In the heat of the search for medical face masks, the state Department of Public Health emerged with a useful contributi­on — boxes and boxes of N95 masks, left in a state warehouse since the days of the swine flu outbreak in 2009.

The total was 144,000, or in the way wholesaler­s might call it, 12,000 dozen, made by Kimberly-Clark. Trouble is, they were past their stated expiration dates.

Someone questioned the Centers for Disease Control and Prevention, which sent word that the masks were indeed too old to use — too old, that is, to function as fully protective, N95 masks for use by doctors and nurses working directly with coughing and wheezing COVID-19 patients.

The masks were fine for general use such as by first responders, in nursing homes and in less intensive medical situations, Josh Geballe, the state’s chief operating officer and commission­er of the Department of Administra­tive Services, told Hearst Connecticu­t Media late Thursday.

Word starting getting around over the last few days, and not necessaril­y with all the facts straight.

State Rep. Lucy Dathan, D-New Canaan, spoke up Wednesday about the masks on the daily call of New Canaan civic and community leaders.

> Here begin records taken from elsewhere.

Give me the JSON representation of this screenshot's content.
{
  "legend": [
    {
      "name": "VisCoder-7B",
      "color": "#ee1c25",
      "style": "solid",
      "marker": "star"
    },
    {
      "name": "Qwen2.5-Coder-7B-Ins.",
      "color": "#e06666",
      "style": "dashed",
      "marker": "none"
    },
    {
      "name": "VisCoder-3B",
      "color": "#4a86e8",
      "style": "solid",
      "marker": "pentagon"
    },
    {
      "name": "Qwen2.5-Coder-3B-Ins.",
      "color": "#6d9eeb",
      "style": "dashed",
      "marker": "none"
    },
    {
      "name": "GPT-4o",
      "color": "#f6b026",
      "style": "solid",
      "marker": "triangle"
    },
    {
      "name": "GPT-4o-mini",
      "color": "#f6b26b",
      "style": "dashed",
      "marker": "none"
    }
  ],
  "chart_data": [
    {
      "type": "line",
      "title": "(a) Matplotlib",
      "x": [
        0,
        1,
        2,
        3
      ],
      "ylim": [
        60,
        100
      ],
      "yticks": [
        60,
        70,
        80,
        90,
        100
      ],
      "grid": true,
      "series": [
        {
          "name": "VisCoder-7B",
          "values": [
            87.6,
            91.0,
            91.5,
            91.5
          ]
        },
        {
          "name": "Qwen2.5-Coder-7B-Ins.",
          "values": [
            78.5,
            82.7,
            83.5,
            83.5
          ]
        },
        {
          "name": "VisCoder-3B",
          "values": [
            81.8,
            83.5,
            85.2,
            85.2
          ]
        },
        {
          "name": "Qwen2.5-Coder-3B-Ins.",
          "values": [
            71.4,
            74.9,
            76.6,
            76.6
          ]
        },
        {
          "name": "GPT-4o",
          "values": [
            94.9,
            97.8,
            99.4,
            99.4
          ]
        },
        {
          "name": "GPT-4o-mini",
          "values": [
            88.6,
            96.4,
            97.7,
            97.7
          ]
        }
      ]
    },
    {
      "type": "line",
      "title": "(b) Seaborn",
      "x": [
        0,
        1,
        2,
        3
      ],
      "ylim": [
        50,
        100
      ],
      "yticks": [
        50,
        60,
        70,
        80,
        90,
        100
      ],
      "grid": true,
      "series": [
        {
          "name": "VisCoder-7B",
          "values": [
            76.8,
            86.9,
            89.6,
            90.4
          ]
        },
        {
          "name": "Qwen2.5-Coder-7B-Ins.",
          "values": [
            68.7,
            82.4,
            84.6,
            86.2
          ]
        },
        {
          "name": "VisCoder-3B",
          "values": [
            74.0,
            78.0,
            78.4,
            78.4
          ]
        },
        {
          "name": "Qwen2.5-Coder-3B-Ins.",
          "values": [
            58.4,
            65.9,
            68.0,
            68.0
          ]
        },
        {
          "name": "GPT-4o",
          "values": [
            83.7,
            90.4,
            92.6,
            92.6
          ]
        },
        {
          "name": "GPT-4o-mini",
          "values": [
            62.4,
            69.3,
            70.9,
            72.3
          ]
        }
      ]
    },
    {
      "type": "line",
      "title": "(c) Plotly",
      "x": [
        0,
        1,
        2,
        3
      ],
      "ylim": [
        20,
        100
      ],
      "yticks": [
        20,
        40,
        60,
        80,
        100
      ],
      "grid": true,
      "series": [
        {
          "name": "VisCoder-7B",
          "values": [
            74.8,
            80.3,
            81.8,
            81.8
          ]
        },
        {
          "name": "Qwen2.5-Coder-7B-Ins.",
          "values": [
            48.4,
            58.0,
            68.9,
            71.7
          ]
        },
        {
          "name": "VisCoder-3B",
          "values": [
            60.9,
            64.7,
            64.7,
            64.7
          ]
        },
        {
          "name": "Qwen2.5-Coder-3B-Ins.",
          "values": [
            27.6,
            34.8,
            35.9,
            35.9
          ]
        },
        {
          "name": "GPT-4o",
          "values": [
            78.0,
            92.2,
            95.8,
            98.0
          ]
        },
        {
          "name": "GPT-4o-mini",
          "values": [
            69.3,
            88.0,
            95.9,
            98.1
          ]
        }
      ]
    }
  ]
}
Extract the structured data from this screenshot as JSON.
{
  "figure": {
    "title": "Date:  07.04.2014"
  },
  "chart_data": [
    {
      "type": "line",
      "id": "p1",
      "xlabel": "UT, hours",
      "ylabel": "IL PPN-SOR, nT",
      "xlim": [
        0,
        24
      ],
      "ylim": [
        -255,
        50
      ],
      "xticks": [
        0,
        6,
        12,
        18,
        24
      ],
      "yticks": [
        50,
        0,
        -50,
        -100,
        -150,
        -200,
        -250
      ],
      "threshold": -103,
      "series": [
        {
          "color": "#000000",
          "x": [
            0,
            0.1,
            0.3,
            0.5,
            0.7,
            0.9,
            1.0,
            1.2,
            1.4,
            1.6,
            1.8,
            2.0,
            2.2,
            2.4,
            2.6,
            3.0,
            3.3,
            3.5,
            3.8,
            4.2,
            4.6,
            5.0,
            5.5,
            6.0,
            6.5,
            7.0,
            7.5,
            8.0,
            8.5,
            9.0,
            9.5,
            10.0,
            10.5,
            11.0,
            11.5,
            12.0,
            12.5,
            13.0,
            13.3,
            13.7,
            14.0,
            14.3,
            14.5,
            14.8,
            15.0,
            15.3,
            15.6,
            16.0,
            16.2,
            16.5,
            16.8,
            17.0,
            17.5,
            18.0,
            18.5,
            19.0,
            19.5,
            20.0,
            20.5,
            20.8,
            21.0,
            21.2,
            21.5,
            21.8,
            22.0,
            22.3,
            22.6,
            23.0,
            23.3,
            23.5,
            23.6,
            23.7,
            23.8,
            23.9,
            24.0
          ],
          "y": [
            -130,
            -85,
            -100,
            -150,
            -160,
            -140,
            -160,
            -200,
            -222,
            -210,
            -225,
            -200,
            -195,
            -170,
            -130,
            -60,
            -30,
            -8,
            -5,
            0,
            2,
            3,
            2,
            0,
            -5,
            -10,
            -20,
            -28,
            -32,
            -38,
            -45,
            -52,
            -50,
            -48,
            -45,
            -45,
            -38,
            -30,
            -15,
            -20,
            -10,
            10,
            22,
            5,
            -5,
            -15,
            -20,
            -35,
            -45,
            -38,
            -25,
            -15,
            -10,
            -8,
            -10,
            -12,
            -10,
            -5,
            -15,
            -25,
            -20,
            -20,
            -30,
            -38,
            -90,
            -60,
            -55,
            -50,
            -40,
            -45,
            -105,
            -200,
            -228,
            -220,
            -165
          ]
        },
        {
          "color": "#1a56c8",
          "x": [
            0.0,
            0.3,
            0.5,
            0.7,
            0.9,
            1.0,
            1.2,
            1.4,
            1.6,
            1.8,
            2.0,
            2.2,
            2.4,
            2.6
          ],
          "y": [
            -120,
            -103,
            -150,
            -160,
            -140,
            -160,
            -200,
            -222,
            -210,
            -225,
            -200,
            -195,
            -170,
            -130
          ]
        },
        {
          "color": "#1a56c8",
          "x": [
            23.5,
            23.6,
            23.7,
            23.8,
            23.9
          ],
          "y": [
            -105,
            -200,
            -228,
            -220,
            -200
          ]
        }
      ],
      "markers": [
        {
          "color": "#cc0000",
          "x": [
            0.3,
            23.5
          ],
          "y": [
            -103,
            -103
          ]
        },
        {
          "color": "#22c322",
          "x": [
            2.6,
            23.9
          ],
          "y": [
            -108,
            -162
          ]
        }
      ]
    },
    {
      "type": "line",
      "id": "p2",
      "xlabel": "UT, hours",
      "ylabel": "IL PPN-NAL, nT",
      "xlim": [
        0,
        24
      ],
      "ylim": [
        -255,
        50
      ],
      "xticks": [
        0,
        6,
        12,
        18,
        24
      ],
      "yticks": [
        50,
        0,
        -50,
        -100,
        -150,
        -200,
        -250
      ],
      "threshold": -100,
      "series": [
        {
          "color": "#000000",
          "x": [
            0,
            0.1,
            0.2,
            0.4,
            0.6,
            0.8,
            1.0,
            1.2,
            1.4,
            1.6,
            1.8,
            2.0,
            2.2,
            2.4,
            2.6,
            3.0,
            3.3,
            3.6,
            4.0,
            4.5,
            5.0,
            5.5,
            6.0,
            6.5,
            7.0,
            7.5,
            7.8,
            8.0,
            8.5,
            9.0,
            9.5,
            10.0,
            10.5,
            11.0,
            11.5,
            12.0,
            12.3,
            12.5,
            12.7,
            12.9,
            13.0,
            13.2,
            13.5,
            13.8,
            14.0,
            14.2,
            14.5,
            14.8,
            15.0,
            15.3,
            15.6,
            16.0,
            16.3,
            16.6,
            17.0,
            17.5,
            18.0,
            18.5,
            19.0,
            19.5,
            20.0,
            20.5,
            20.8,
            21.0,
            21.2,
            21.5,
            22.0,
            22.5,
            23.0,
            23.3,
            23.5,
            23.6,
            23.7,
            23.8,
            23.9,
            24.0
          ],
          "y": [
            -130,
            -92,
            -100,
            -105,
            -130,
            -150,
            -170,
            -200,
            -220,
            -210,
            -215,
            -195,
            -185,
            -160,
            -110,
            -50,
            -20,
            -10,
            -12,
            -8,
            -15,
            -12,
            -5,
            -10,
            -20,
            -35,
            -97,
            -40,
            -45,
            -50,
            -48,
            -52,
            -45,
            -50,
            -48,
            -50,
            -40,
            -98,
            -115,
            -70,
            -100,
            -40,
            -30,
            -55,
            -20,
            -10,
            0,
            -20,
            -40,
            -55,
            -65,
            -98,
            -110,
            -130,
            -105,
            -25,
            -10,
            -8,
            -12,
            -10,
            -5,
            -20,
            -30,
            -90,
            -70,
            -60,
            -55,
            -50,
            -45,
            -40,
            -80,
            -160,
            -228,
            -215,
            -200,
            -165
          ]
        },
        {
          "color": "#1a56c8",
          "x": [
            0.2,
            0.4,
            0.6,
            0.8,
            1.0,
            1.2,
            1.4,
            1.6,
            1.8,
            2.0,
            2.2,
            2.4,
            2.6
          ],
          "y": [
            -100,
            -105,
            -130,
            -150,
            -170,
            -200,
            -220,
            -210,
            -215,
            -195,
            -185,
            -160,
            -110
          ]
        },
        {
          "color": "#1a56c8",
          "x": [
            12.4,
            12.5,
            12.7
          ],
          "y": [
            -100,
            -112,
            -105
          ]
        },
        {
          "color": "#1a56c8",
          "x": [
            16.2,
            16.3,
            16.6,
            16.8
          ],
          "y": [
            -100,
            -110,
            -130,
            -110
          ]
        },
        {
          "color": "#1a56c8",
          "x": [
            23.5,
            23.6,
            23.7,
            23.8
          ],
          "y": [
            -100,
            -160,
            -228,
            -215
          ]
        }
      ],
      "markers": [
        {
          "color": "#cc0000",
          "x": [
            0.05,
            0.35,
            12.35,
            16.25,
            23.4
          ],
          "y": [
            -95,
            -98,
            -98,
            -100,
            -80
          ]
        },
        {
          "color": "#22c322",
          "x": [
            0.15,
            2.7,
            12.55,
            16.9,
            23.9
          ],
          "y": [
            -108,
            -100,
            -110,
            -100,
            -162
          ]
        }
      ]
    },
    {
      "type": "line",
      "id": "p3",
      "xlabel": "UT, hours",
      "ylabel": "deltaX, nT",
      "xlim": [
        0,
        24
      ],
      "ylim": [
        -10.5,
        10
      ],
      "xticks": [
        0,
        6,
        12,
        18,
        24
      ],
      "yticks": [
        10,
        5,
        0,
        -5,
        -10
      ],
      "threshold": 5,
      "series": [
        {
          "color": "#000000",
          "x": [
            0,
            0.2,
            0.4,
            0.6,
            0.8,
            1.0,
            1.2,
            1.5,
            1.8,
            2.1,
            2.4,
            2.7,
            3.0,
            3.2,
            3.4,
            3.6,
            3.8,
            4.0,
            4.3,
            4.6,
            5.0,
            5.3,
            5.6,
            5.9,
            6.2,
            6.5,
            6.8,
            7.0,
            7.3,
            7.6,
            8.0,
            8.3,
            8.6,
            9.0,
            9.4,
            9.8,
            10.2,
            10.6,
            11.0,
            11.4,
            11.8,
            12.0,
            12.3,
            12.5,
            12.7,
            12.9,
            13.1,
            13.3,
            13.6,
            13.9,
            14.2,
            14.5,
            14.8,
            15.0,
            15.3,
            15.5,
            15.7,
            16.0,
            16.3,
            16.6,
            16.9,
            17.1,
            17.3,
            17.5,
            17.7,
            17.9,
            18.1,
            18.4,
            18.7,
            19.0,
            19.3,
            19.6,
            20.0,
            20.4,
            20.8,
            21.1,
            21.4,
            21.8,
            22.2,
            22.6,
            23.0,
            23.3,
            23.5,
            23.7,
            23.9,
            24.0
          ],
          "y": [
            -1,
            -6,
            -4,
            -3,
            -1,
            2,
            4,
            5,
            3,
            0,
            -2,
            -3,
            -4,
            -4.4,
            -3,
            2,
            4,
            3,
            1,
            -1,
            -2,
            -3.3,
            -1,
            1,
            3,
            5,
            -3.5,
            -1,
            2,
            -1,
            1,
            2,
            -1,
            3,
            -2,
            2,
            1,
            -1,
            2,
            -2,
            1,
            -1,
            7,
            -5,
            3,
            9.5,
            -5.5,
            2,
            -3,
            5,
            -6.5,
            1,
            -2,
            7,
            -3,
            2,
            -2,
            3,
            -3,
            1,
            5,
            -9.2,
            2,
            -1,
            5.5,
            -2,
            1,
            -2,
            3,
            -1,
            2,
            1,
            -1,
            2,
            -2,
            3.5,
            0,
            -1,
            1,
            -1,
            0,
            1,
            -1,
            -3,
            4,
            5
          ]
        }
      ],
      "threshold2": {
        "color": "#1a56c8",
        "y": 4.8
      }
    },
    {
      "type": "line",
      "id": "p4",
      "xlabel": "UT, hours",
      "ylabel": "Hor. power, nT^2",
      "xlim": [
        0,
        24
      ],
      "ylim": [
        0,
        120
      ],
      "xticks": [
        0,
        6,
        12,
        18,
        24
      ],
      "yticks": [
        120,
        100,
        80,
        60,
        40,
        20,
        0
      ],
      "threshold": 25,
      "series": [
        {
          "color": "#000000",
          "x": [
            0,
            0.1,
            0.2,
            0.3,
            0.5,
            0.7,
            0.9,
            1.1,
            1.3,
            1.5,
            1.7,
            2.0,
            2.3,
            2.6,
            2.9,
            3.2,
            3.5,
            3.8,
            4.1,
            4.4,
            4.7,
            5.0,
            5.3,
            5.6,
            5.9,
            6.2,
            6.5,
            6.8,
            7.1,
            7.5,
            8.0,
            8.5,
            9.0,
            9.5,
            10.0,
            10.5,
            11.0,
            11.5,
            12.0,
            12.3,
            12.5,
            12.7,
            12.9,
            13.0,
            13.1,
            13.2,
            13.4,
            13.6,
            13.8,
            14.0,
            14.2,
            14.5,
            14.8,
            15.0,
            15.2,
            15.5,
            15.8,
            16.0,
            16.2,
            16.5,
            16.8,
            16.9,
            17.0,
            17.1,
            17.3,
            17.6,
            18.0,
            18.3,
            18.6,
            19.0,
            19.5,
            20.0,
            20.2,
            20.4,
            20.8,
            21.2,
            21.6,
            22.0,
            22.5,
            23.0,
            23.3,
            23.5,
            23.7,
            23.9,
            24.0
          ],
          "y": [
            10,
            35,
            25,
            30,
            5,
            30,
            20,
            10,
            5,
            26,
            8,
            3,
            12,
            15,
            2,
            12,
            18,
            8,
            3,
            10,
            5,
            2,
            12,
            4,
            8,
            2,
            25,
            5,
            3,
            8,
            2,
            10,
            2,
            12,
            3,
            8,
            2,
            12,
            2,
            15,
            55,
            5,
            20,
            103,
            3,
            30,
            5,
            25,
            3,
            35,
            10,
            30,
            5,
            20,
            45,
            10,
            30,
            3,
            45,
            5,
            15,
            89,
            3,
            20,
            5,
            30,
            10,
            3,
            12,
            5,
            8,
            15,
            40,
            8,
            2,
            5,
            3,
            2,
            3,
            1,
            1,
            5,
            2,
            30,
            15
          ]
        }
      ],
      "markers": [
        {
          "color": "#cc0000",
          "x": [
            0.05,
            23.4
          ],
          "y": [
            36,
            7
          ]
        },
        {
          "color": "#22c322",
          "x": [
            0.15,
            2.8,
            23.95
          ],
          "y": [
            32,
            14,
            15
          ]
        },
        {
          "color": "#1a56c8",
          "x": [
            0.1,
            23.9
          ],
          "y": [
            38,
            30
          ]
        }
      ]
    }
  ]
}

“Stamford Hospital and Norwalk Hospital are concerned about their stocks of PPE,” Dathan said, referring to personal protective equipment, the masks, gowns and gloves that are suddenly gold across the world.

“Apparently, the stocks that were sent by the federal government, that were received yesterday by some of the hospitals, the equipment was expired. It’s a big concern.”

On Thursday, she told Hearst Connecticu­t Media she understood about 110,000 surgical and 30,000 of the more protective N95 masks were expired, and received with broken elastic bands. “They were received from the national stockpile,” she said.

Dathan cautioned that her informatio­n came from another legislator and she had not verified it. The goods were apparently part of the state’s request for 250,000 masks, Dathan said.

Dathan’s facts were dangerousl­y wrong. The expired masks never went out to hospitals or anyone else under false claims. And they didn’t come from the federal stockpile.